What if I did not choose to come to this school? Would my future really be changed? Would I do something in the future that will lead me back to my orbit? As another example, if I did not come to the United States and I could not meet my friends, is it possible that we would meet in the future at some point and become friends anyway? I believe that if I did not meet my friends now, I will still meet them and become friends. Therefore, fate confuses me, because I kind of believe in it but I cannot support my idea at all. On the other hand, if human fate has been calculated already, there is no purpose for us to live, because we could tell the ending. Therefore, fate is a strange path because we do not know where it is going to take us.

Rewina Bedemariam ‘13, Addis Ababa, Ethiopia:

I was raised in an Eastern Orthodox family. When I was a little girl, my mom would take me to church and she would tell me to pray and thank God for what he had blessed me with. She would tell me stories about the angels and saints that were sent from the heavens and the mystical and supernatural things they had shown the people. Even though it sounded bizarre to me, I believed her. I saw no sense of doubt on her part, but most of all she was my mother so I just had to accept what she had told me.

During my pre-teen years, I went to a lot of churches, not only Orthodox churches but also Protestant churches, mosques, and so on. I wanted to discover what others believed and what their values were. But the more I attended churches and mosques, the more I understood that religions imposed laws and rules which are impossible follow. It almost seemed like their followers were expected to be perfect and not make mistakes. Churches tell people what to do and what not to do in order to be accepted by God or to have eternal salvation in heaven. Churches also are man-made inventions and interpretations of the Holy Bible have changed a lot, from the Constantinople to Martin Luther. There have been divisions among churches, creating even more religions and rituals. Churches ask a lot of money from the common people to build fancy churches but have a hard time feeding the poor.

We don’t need churches or temples. Any person is capable of talking to god wherever and whenever. It doesn’t have to be in a church. The rules and laws that churches impose make people feel like they are slaves to the creator, but we are all god’s children and he is accepting and loving no matter what kind of a person we are.
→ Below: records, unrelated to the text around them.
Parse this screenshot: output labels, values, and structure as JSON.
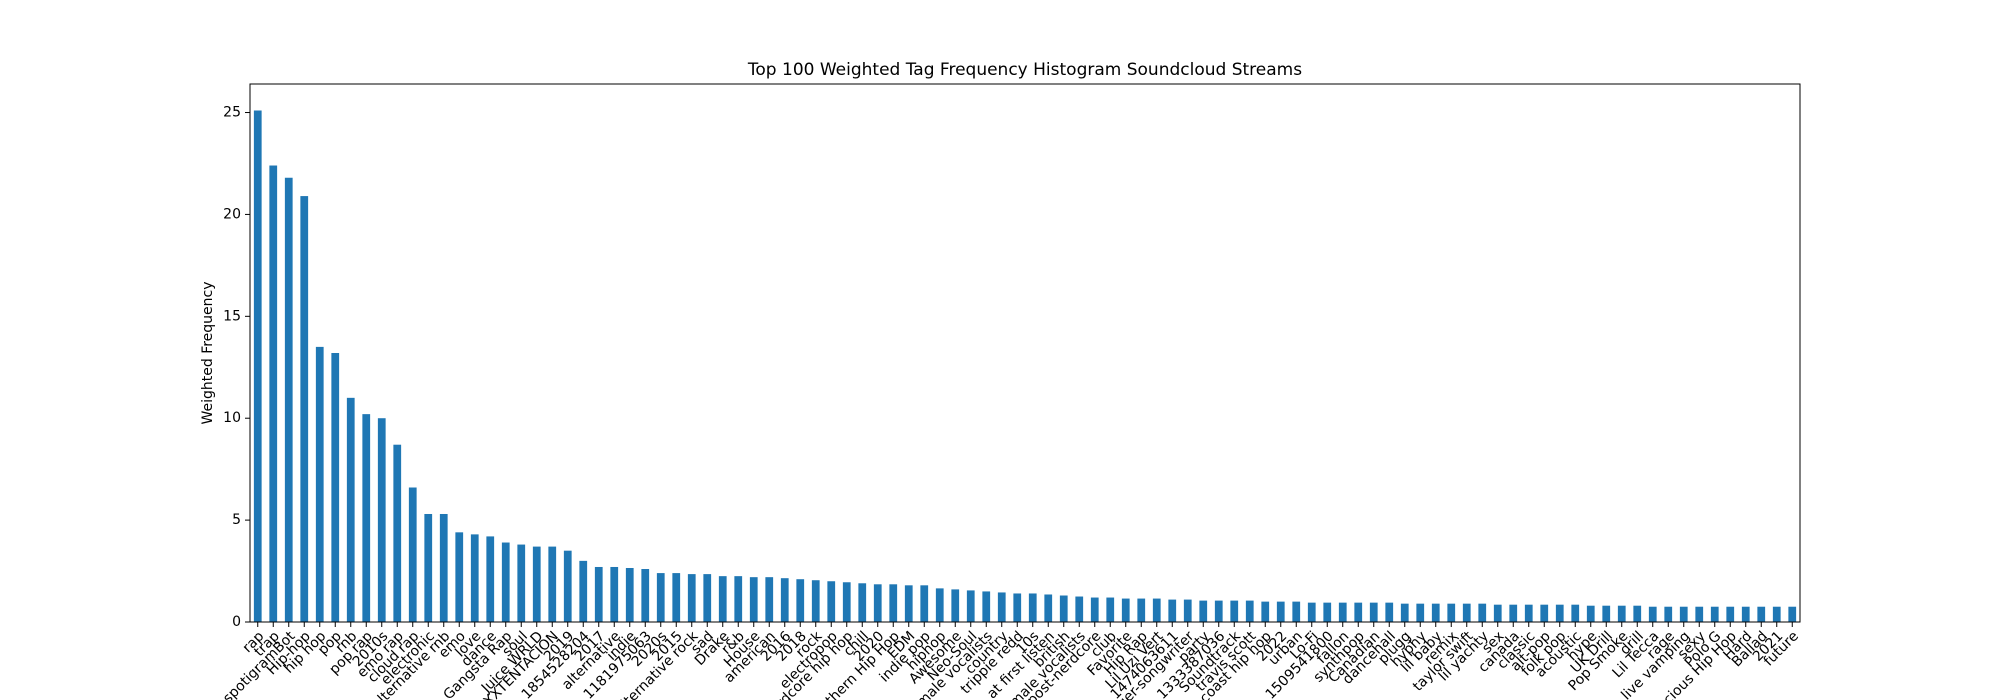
{
  "chart_data": {
    "type": "bar",
    "title": "Top 100 Weighted Tag Frequency Histogram Soundcloud Streams",
    "y_label": "Weighted Frequency",
    "color": "#1f77b4",
    "ylim": [
      0,
      26.4
    ],
    "yticks": [
      0,
      5,
      10,
      15,
      20,
      25
    ],
    "grid": false,
    "categories": [
      "rap",
      "trap",
      "spotigramBot",
      "Hip-hop",
      "hip hop",
      "pop",
      "rnb",
      "pop rap",
      "2010s",
      "emo rap",
      "cloud rap",
      "electronic",
      "alternative rnb",
      "emo",
      "love",
      "dance",
      "Gangsta Rap",
      "soul",
      "Juice WRLD",
      "XXXTENTACION",
      "2019",
      "1854528204",
      "2017",
      "alternative",
      "indie",
      "1181975063",
      "2020s",
      "2015",
      "alternative rock",
      "sad",
      "Drake",
      "r&b",
      "House",
      "american",
      "2016",
      "2018",
      "rock",
      "electropop",
      "hardcore hip hop",
      "chill",
      "2020",
      "Southern Hip Hop",
      "EDM",
      "indie pop",
      "hiphop",
      "Awesome",
      "Neo-Soul",
      "male vocalists",
      "country",
      "trippie redd",
      "10s",
      "at first listen",
      "british",
      "female vocalists",
      "post-nerdcore",
      "club",
      "Favorite",
      "Hip Rap",
      "Lil Uzi Vert",
      "1474063611",
      "singer-songwriter",
      "party",
      "1333387036",
      "Soundtrack",
      "travis scott",
      "west coast hip hop",
      "2022",
      "urban",
      "Lo-Fi",
      "1509541800",
      "fallon",
      "synthpop",
      "Canadian",
      "dancehall",
      "plugg",
      "hyphy",
      "lil baby",
      "remix",
      "taylor swift",
      "lil yachty",
      "sex",
      "canada",
      "classic",
      "alt-pop",
      "folk pop",
      "acoustic",
      "hype",
      "UK Drill",
      "Pop Smoke",
      "drill",
      "Lil Tecca",
      "rage",
      "live vamping",
      "sexy",
      "Polo G",
      "Conscious Hip Hop",
      "Hard",
      "Ballad",
      "2021",
      "future"
    ],
    "values": [
      25.1,
      22.4,
      21.8,
      20.9,
      13.5,
      13.2,
      11.0,
      10.2,
      10.0,
      8.7,
      6.6,
      5.3,
      5.3,
      4.4,
      4.3,
      4.2,
      3.9,
      3.8,
      3.7,
      3.7,
      3.5,
      3.0,
      2.7,
      2.7,
      2.65,
      2.6,
      2.4,
      2.4,
      2.35,
      2.35,
      2.25,
      2.25,
      2.2,
      2.2,
      2.15,
      2.1,
      2.05,
      2.0,
      1.95,
      1.9,
      1.85,
      1.85,
      1.8,
      1.8,
      1.65,
      1.6,
      1.55,
      1.5,
      1.45,
      1.4,
      1.4,
      1.35,
      1.3,
      1.25,
      1.2,
      1.2,
      1.15,
      1.15,
      1.15,
      1.1,
      1.1,
      1.05,
      1.05,
      1.05,
      1.05,
      1.0,
      1.0,
      1.0,
      0.95,
      0.95,
      0.95,
      0.95,
      0.95,
      0.95,
      0.9,
      0.9,
      0.9,
      0.9,
      0.9,
      0.9,
      0.85,
      0.85,
      0.85,
      0.85,
      0.85,
      0.85,
      0.8,
      0.8,
      0.8,
      0.8,
      0.75,
      0.75,
      0.75,
      0.75,
      0.75,
      0.75,
      0.75,
      0.75,
      0.75,
      0.75
    ]
  }
}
Rachel King ‘13, Burlington, Vermont:

Throughout my childhood, whenever I had a question, I would turn to my grandmother. I vividly recall asking her what she thought of God. She answered me with the most clear answer I had ever received on the subject: God is love. Finally, this complex concept was making sense to me.
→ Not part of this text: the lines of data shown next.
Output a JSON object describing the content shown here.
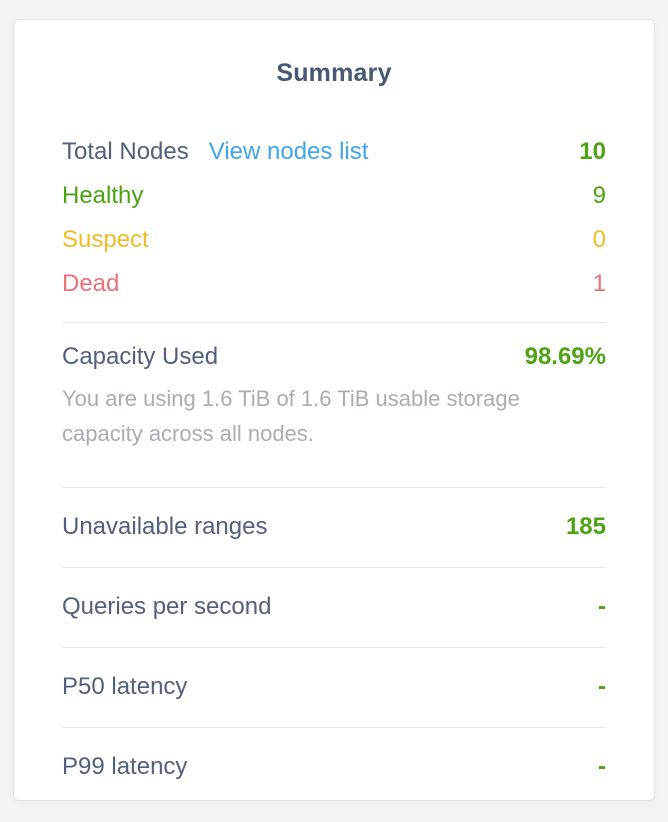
{
  "summary": {
    "title": "Summary",
    "nodes": {
      "total": {
        "label": "Total Nodes",
        "link": "View nodes list",
        "value": "10"
      },
      "statuses": [
        {
          "label": "Healthy",
          "value": "9",
          "color": "#4ca314"
        },
        {
          "label": "Suspect",
          "value": "0",
          "color": "#f1bb28"
        },
        {
          "label": "Dead",
          "value": "1",
          "color": "#ec7078"
        }
      ]
    },
    "capacity": {
      "label": "Capacity Used",
      "value": "98.69%",
      "description": "You are using 1.6 TiB of 1.6 TiB usable storage capacity across all nodes."
    },
    "metrics": [
      {
        "label": "Unavailable ranges",
        "value": "185"
      },
      {
        "label": "Queries per second",
        "value": "-"
      },
      {
        "label": "P50 latency",
        "value": "-"
      },
      {
        "label": "P99 latency",
        "value": "-"
      }
    ]
  },
  "colors": {
    "page_background": "#f3f3f5",
    "card_background": "#ffffff",
    "title_text": "#475872",
    "label_text": "#525f7d",
    "link_blue": "#3ea5ec",
    "healthy_green": "#4ca314",
    "suspect_yellow": "#f1bb28",
    "dead_red": "#ec7078",
    "muted_text": "#a8adb5",
    "divider": "#e9e9ed"
  }
}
As I became more knowledgeable about the world around me and my purpose as a person, I was able to see how my grandmother practiced her belief in love, which influenced me in such a positive manner. I would see her strike up conversations with people that usually seemed to fade into the background. She picked people to talk to whom others seemed to ignore. She would leave them smiling, laughing, feeling more a part of the world. Some would call it simply being kind, but I know for certainty that it was so much deeper. This was her showing her love for the people around her. This was just one small act, but I can guarantee it made a lasting impact.

There are many forms of love: love of a person, a hobby, or a place. As time continued to pass and I matured, I was able to see all of these forms of love displayed in her. It was how she treated her family, her husband of over 50 years, her interests and passions. It drove her and made her who she was. I realized that this was also how I was and strived to be, devoted to dedicating a portion myself to something beyond me. Love is about finding balance with who you are and how you act as one of the billion people on this earth. Love provides the best path for finding yourself and bringing people together.

Enjoy these excerpts from the students’ essays and use them as an opportunity to consider the questions yourself. What do you believe are the big truths of the universe? What is your purpose in life?